In March I mentioned if you ever wanted to buy me food, sushi or fried chicken would be best. I should specify good fried chicken, with the meat on the bone. Pieces parts mashed into a “tender” or a “nugget” is not fried chicken. And I am not talking the Tabasco-sauce flavored Bojangles or the overhyped, overspiced Kentucky Fried Chicken. Supermarket versions are dried-out failures dreaming of being true fried chicken but ended up in a nightmare of heat lamps. Church’s and Bush’s are tolerable to very good depending on the day, cook, and my desperation.
If you are in Charlotte, the peanut-oil cooked Price’s Chicken Coop is the best.
I could wax poetic about fried chicken, or you can just listen to Queen’s One Vision – “One flesh, one bone, one true religion.” Hmmm. Fried Chicken.
So why does Price beat out KFC and Bo-time? The perfect crunch.
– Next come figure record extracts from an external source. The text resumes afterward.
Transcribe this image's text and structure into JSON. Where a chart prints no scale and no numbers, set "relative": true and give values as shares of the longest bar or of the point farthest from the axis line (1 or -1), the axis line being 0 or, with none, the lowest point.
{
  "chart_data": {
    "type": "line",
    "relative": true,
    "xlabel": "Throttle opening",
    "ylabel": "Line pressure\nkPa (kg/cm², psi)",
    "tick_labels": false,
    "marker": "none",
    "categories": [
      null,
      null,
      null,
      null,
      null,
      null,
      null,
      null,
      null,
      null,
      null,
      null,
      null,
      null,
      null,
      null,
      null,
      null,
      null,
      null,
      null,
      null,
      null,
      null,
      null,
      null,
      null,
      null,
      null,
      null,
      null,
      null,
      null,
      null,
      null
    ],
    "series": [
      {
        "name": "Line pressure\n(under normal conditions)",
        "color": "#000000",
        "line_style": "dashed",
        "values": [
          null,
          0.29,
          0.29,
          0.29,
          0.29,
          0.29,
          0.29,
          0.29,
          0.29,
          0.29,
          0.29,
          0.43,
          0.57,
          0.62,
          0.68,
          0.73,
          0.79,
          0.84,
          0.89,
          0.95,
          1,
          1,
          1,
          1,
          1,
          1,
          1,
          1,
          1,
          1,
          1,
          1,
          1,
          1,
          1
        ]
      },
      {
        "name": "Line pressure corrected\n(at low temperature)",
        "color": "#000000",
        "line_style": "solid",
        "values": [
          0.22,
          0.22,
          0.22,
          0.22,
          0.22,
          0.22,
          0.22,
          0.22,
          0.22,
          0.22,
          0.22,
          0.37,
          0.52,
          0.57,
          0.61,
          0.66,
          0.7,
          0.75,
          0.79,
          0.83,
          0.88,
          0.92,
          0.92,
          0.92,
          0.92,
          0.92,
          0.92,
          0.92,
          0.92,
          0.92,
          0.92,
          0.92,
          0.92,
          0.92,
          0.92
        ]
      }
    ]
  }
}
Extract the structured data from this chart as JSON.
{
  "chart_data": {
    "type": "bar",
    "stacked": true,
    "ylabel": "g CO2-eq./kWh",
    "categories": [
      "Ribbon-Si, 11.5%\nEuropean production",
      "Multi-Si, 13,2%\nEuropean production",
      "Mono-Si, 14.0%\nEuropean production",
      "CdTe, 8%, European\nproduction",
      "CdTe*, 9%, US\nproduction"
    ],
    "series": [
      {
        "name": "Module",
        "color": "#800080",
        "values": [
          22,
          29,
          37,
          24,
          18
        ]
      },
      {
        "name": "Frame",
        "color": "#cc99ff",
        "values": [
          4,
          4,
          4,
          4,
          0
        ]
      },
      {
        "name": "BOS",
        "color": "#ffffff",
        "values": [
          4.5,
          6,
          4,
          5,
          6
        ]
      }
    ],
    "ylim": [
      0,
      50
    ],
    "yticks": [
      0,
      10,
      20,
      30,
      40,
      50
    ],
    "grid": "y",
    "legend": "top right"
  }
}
The perfect cook too. The wonderful nutty, buttery, taste of fat-chained polymers after deep frying. Price’s has it down to a mass-produced science. Price’s fortunately for my waistline is 45 minutes away, awkward to get to, has no parking, and is not a eat-in restaurant.
Inverse Science did an excellent write up about the chemistry of creating Fried Chicken and the biology of why we like eating fried chicken on June 20, 2017: The Noisy Science of Why Crispy Fried Chicken is Delicious. Watch it and geek about science and food at the same time!